Field Theory of Polymers: Escaping the Sign Problem

TL;DR

This paper introduces a density field theory approach for polymeric fluids that avoids the sign problem in simulations by ensuring a positive definite Boltzmann factor, enabling more efficient numerical studies.

Contribution

It presents a real density field formulation that decouples monomer interactions and sidesteps the sign problem in polymer field theories.

Findings

Density field theory yields a positive definite Boltzmann factor.

Saddle point approximation dominates in large systems.

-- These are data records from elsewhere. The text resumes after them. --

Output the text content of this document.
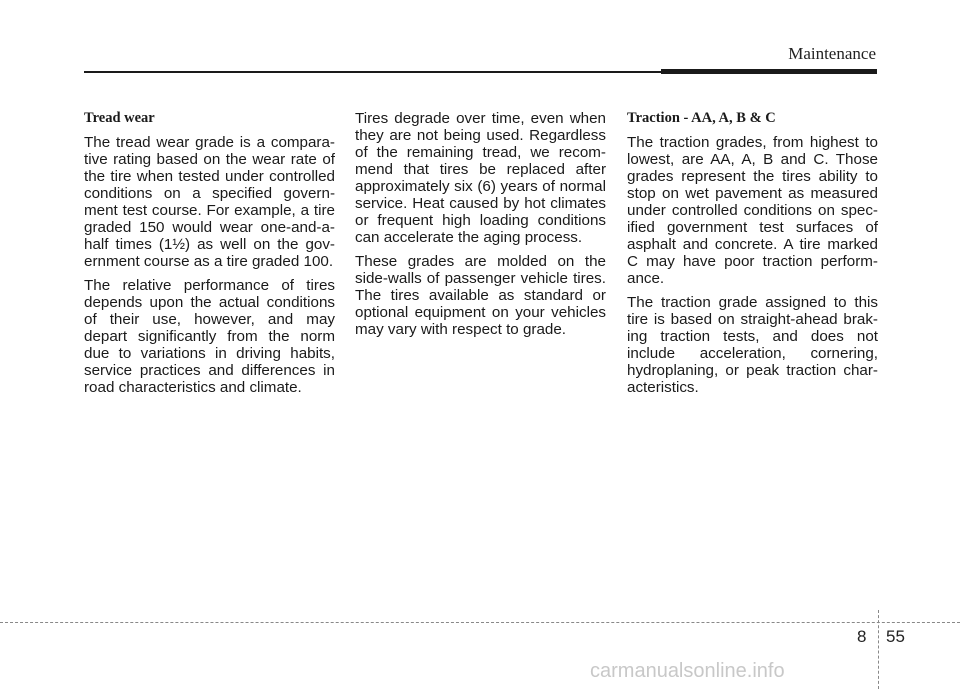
Maintenance
Tread wear

The tread wear grade is a compara-tive rating based on the wear rate of the tire when tested under controlled conditions on a specified govern-ment test course. For example, a tire graded 150 would wear one-and-a-half times (1½) as well on the gov-ernment course as a tire graded 100.

The relative performance of tires depends upon the actual conditions of their use, however, and may depart significantly from the norm due to variations in driving habits, service practices and differences in road characteristics and climate.

Tires degrade over time, even when they are not being used. Regardless of the remaining tread, we recom-mend that tires be replaced after approximately six (6) years of normal service. Heat caused by hot climates or frequent high loading conditions can accelerate the aging process.

These grades are molded on the side-walls of passenger vehicle tires. The tires available as standard or optional equipment on your vehicles may vary with respect to grade.

Traction - AA, A, B & C

The traction grades, from highest to lowest, are AA, A, B and C. Those grades represent the tires ability to stop on wet pavement as measured under controlled conditions on spec-ified government test surfaces of asphalt and concrete. A tire marked C may have poor traction perform-ance.

The traction grade assigned to this tire is based on straight-ahead brak-ing traction tests, and does not include acceleration, cornering, hydroplaning, or peak traction char-acteristics.

8 55
carmanualsonline.info
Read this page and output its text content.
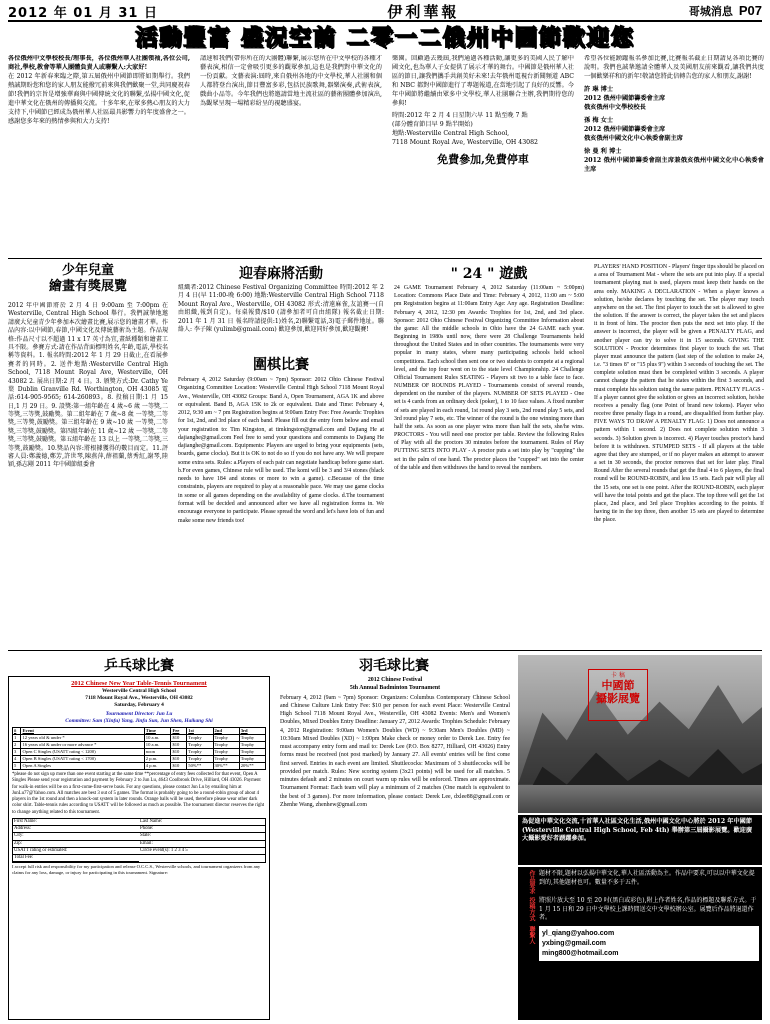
2012 年 01 月 31 日	伊利華報	哥城消息 P07
活動豐富 盛況空前 二零一二俄州中國節歡迎您

各位俄州中文學校校長/理事長，各位俄州華人社團領袖,各位公司,商社,學校,教會等華人團體負責人或聯繫人:大家好!

在 2012 年新春來臨之際,第五屆俄州中國節即將如期舉行。我們熱誠期盼您和您的家人朋友能撥冗前來與我們歡聚一堂,共同慶祝春節!我們的宗旨是增強華裔與中國傳統文化的聯繫,弘揚中國文化,促進中華文化在俄州的傳播與交流。十多年來,在眾多熱心朋友的大力支持下,中國節已經成為俄州華人社區最具影響力的年度盛會之一。感謝您多年來的熱情參與和大力支持!

請速和我們(帶你所在的大團體)聯繫,展示您所在中文學校的各種才藝表演,相信一定會吸引更多的觀眾參加,這也是我們對中華文化的一份貢獻。文藝表演:屆時,來自俄州各地的中文學校,華人社團和個人都將登台演出,節目豐富多彩,包括民族歌舞,器樂演奏,武術表演,戲曲小品等。今年我們也將邀請當地主流社區的藝術團體參加演出,為觀眾呈現一場精彩紛呈的視聽盛宴。

樂園。回顧過去幾屆,我們通過各種活動,讓更多的美國人民了解中國文化,也為華人子女提供了展示才華的舞台。中國節是俄州華人社區的節日,讓我們攜手共創美好未來!去年俄州電視台新聞頻道 ABC 和 NBC 都對中國節進行了專題報道,在當地引起了良好的反響。今年中國節將繼續由眾多中文學校,華人社團聯合主辦,我們期待您的參與!

時間:2012 年 2 月 4 日星期六早 11 點至晚 7 點

(部分體育節目早 9 點半開始)

地點:Westerville Central High School,

7118 Mount Royal Ave, Westerville, OH 43082

免費參加,免費停車

希望各位能踴躍報名參加比賽,比賽報名截止日期請見各項比賽的說明。我們也誠摯邀請全體華人及美國朋友前來觀看,讓我們共度一個歡樂祥和的新年!敬請您將此信轉告您的家人和朋友,謝謝!

許 琳 博士

2012 俄州中國節籌委會主席
俄亥俄州中文學校校長

孫 梅 女士

2012 俄州中國節籌委會主席
俄亥俄州中國文化中心執委會副主席

徐 曼 利 博士

2012 俄州中國節籌委會副主席兼俄亥俄州中國文化中心執委會主席

少年兒童
繪畫有獎展覽
2012 年中國節將於 2 月 4 日 9:00am 至 7:00pm 在 Westerville, Central High School 舉行。我們誠摯地邀請廣大兒童青少年參加本次繪畫比賽,展示您的繪畫才華。作品內容:以中國節,春節,中國文化及傳統藝術為主題。作品規格:作品尺寸以不超過 11 x 17 英寸為宜,畫紙種類和繪畫工具不限。參賽方式:請在作品背面標明姓名,年齡,電話,學校名稱等資料。1. 報名時間:2012 年 1 月 29 日截止,在看展參賽者的同時。2. 送件地點:Westerville Central High School, 7118 Mount Royal Ave, Westerville, OH 43082 2. 展出日期:2 月 4 日。3. 頒獎方式:Dr. Cathy Ye 葉 Dublin Granville Rd. Worthington, OH 43085 電話:614-905-9565; 614-260893。8. 投稿日期:1 月 15 日,1 月 29 日。9. 設獎:第一組年齡在 4 歲~6 歲 一等獎,二等獎,三等獎,鼓勵獎。第二組年齡在 7 歲~8 歲 一等獎,二等獎,三等獎,鼓勵獎。第三組年齡在 9 歲~10 歲 一等獎,二等獎,三等獎,鼓勵獎。第四組年齡在 11 歲~12 歲 一等獎,二等獎,三等獎,鼓勵獎。第五組年齡在 13 以上 一等獎,二等獎,三等獎,鼓勵獎。10.獎品內容:將根據獲得的數目而定。11.評審人員:鄭義德,鄭芳,許世琴,陳燕萍,薛祖蘭,蔡秀紅,謝琴,陸穎,孫志剛 2011 年中國節組委會
迎春麻將活動
組織者:2012 Chinese Festival Organizing Committee 時間:2012 年 2 月 4 日(早 11:00-晚 6:00) 地點:Westerville Central High School 7118 Mount Royal Ave., Westerville, OH 43082 形式:清遠麻雀,友誼賽一(自由組織,報到自定)。每桌報費/$10 (請參加者可自由組隊) 報名截止日期: 2011 年 1 月 31 日 報名時請提供:1)姓名,2)聯繫電話,3)電子郵件地址。聯絡人: 李子陳 (yulimb@gmail.com) 歡迎參加,歡迎同好參加,歡迎觀賽!
圍棋比賽
February 4, 2012 Saturday (9:00am ~ 7pm) Sponsor: 2012 Ohio Chinese Festival Organizing Committee Location: Westerville Central High School 7118 Mount Royal Ave., Westerville, OH 43082 Groups: Band A, Open Tournament, AGA 1K and above or equivalent. Band B, AGA 15K to 2k or equivalent. Date and Time: February 4, 2012, 9:30 am ~ 7 pm Registration begins at 9:00am Entry Fee: Free Awards: Trophies for 1st, 2nd, and 3rd place of each band. Please fill out the entry form below and email your registration to: Tim Kingston, at timkingston@gmail.com and Dajiang He at dajianghe@gmail.com Feel free to send your questions and comments to Dajiang He dajianghe@gmail.com. Equipments: Players are urged to bring your equipments (sets, boards, game clocks). But it is OK to not do so if you do not have any. We will prepare some extra sets. Rules: a.Players of each pair can negotiate handicap before game start. b.For even games, Chinese rule will be used. The komi will be 3 and 3/4 stones (black needs to have 184 and stones or more to win a game). c.Because of the time constraints, players are required to play at a reasonable pace. We may use game clocks in some or all games depending on the availability of game clocks. d.The tournament format will be decided and announced after we have all registration forms in. We encourage everyone to participate. Please spread the word and let's have lots of fun and make some new friends too!
" 24 " 遊戲
24 GAME Tournament February 4, 2012 Saturday (11:00am ~ 5:00pm) Location: Commons Place Date and Time: February 4, 2012, 11:00 am ~ 5:00 pm Registration begins at 11:00am Entry Age: Any age. Registration Deadline: February 4, 2012, 12:30 pm Awards: Trophies for 1st, 2nd, and 3rd place. Sponsor: 2012 Ohio Chinese Festival Organizing Committee Information about the game: All the middle schools in Ohio have the 24 GAME each year. Beginning in 1980s until now, there were 28 Challenge Tournaments held throughout the United States and in other countries. The tournaments were very popular in many states, where many participating schools held school competitions. Each school then sent one or two students to compete at a regional level, and the top four went on to the state level Championship. 24 Challenge Official Tournament Rules SEATING - Players sit two to a table face to face. NUMBER OF ROUNDS PLAYED - Tournaments consist of several rounds, dependent on the number of the players. NUMBER OF SETS PLAYED - One set is 4 cards from an ordinary deck (poker), 1 to 10 face values. A fixed number of sets are played in each round, 1st round play 3 sets, 2nd round play 5 sets, and 3rd round play 7 sets, etc. The winner of the round is the one winning more than half the sets. As soon as one player wins more than half the sets, she/he wins. PROCTORS - You will need one proctor per table. Review the following Rules of Play with all the proctors 30 minutes before the tournament. Rules of Play PUTTING SETS INTO PLAY - A proctor puts a set into play by "cupping" the set in the palm of one hand. The proctor places the "cupped" set into the center of the table and then withdraws the hand to reveal the numbers.
PLAYERS' HAND POSITION - Players' finger tips should be placed on a area of Tournament Mat - where the sets are put into play. If a special tournament playing mat is used, players must keep their hands on the area only. MAKING A DECLARATION - When a player knows a solution, he/she declares by touching the set. The player may touch anywhere on the set. The first player to touch the set is allowed to give the solution. If the answer is correct, the player takes the set and places it in front of him. The proctor then puts the next set into play. If the answer is incorrect, the player will be given a PENALTY FLAG, and another player can try to solve it in 15 seconds. GIVING THE SOLUTION - Proctor determines first player to touch the set. That player must announce the pattern (last step of the solution to make 24, i.e. "3 times 8" or "15 plus 9") within 3 seconds of touching the set. The complete solution must then be completed within 3 seconds. A player cannot change the pattern that he states within the first 3 seconds, and must complete his solution using the same pattern. PENALTY FLAGS - If a player cannot give the solution or gives an incorrect solution, he/she receives a penalty flag (one Point of brand new tokens). Player who receive three penalty flags in a round, are disqualified from further play. FIVE WAYS TO DRAW A PENALTY FLAG: 1) Does not announce a pattern within 1 second. 2) Does not complete solution within 3 seconds. 3) Solution given is incorrect. 4) Player touches proctor's hand before it is withdrawn. STUMPED SETS - If all players at the table agree that they are stumped, or if no player makes an attempt to answer a set in 30 seconds, the proctor removes that set for later play. Final Round After the several rounds that get the final 4 to 6 players, the final round will be ROUND-ROBIN, and less 15 sets. Each pair will play all the 15 sets, one set is one point. After the ROUND-ROBIN, each player will have the total points and get the place. The top three will get the 1st place, 2nd place, and 3rd place Trophies according to the points. If having tie in the top three, then another 15 sets are played to determine the place.
乒乓球比賽
2012 Chinese New Year Table-Tennis Tournament
Westerville Central High School
7118 Mount Royal Ave., Westerville, OH 43082
Saturday, February 4
Tournament Director: Jun Lu
Committee: Sam (Xinfu) Yang, Jinfu Sun, Jun Shen, Haikang Shi
#	Event	Time	Fee	1st	2nd	3rd
1	12 years old & under *	10 a.m.	$10	Trophy	Trophy	Trophy
2	16 years old & under or more advance *	10 a.m.	$10	Trophy	Trophy	Trophy
3	Open C Singles (USATT rating < 1200)	noon	$10	Trophy	Trophy	Trophy
4	Open B Singles (USATT rating < 1700)	2 p.m.	$10	Trophy	Trophy	Trophy
5	Open A Singles	4 p.m.	$10	50%**	30%**	20%**
*please do not sign up more than one event starting at the same time **percentage of entry fees collected for that event, Open A Singles Please send your registration and payment by February 2 to Jun Lu, 4643 Coolbrook Drive, Hilliard, OH 43026. Payment for walk-in entries will be on a first-come-first-serve basis. For any questions, please contact Jun Lu by emailing him at JunLu77@Yahoo.com. All matches are best 3 out of 5 games. The format is probably going to be a round-robin group of about 4 players in the 1st round and then a knock-out system in later rounds. Orange balls will be used, therefore please wear other dark color shirt. Table-tennis rules according to USATT will be followed as much as possible. The tournament director reserves the right to change anything related to this tournament.
First Name:	Last Name:
Address:	Phone:
City:	State:
Zip:	Email:
USATT rating or estimated:	Circle event(s): 1 2 3 4 5
Total Fee:
I accept full risk and responsibility for my participation and release O.C.C.S., Westerville schools, and tournament organizers from any claims for any loss, damage, or injury for participating in this tournament. Signature:
羽毛球比賽
2012 Chinese Festival
5th Annual Badminton Tournament
February 4, 2012 (9am ~ 7pm) Sponsor: Organizers: Columbus Contemporary Chinese School and Chinese Culture Link Entry Fee: $10 per person for each event Place: Westerville Central High School 7118 Mount Royal Ave., Westerville, OH 43082 Events: Men's and Women's Doubles, Mixed Doubles Entry Deadline: January 27, 2012 Awards: Trophies Schedule: February 4, 2012 Registration: 9:00am Women's Doubles (WD) ~ 9:30am Men's Doubles (MD) ~ 10:30am Mixed Doubles (XD) ~ 1:00pm Make check or money order to Derek Lee. Entry fee must accompany entry form and mail to: Derek Lee (P.O. Box 8277, Hilliard, OH 43026) Entry forms must be received (not post marked) by January 27. All events' entries will be first come first served. Entries in each event are limited. Shuttlecocks: Maximum of 3 shuttlecocks will be provided per match. Rules: New scoring system (3x21 points) will be used for all matches. 5 minutes default and 2 minutes on court warm up rules will be enforced. Times are approximate. Tournament Format: Each team will play a minimum of 2 matches (One match is equivalent to the best of 3 games). For more information, please contact: Derek Lee, dxlee88@gmail.com or Zhenhe Wang, zhenhew@gmail.com
卡 稿
中國節
攝影展覽
為促進中華文化交流,十首華人社區文化生活,俄州中國文化中心將於 2012 年中國節 (Westerville Central High School, Feb 4th) 舉辦第三屆攝影展覽。歡迎廣大攝影愛好者踴躍參加。
作品要求 題材不限,題材以弘揚中華文化,華人社區活動為主。作品中要求,可以以中華文化提到的,其他題材也可。數量不多于五件。
投稿方式 將照片放大至 10 至 20 吋(黑白或彩色),附上作者姓名,作品的標題及聯系方式。于 1 月 15 日和 29 日中文學校上課時間送交中文學校辦公室。展覽后作品將退還作者。
聯繫人 yl_qiang@yahoo.com
yxbing@gmail.com
ming800@hotmail.com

Method facilitates more efficient polymer fluid simulations.

Abstract

We examine statistical field theories of polymeric fluids in view of performing numerical simulations. The partition function of these systems can be expressed as a functional integral over real density fields. The introduction of density field variables serves to decouple interactions among non-bonded monomers, and renders the resulting effective Hamiltonian H for the field theory real and the Boltzmann factor $\exp (-H)$ positive definite. This is in contrast with conventional (Edwards) field-theories expressed in terms of chemical potentials that have complex H. The density field theory involves the calculation of an intermediate functional integral, which provides the entropy of the polymer fluid at a fixed density profile. This functional integral is positive definite and we show that in the thermodynamic limit of large systems, it is dominated by saddle points of the integrand. This procedure side-steps the "sign problem" in the chemical potential field formulation. The formalism is illustrated in the context of models of flexible polymers. We discuss the implications for field-theoretic computer simulations of polymeric fluids.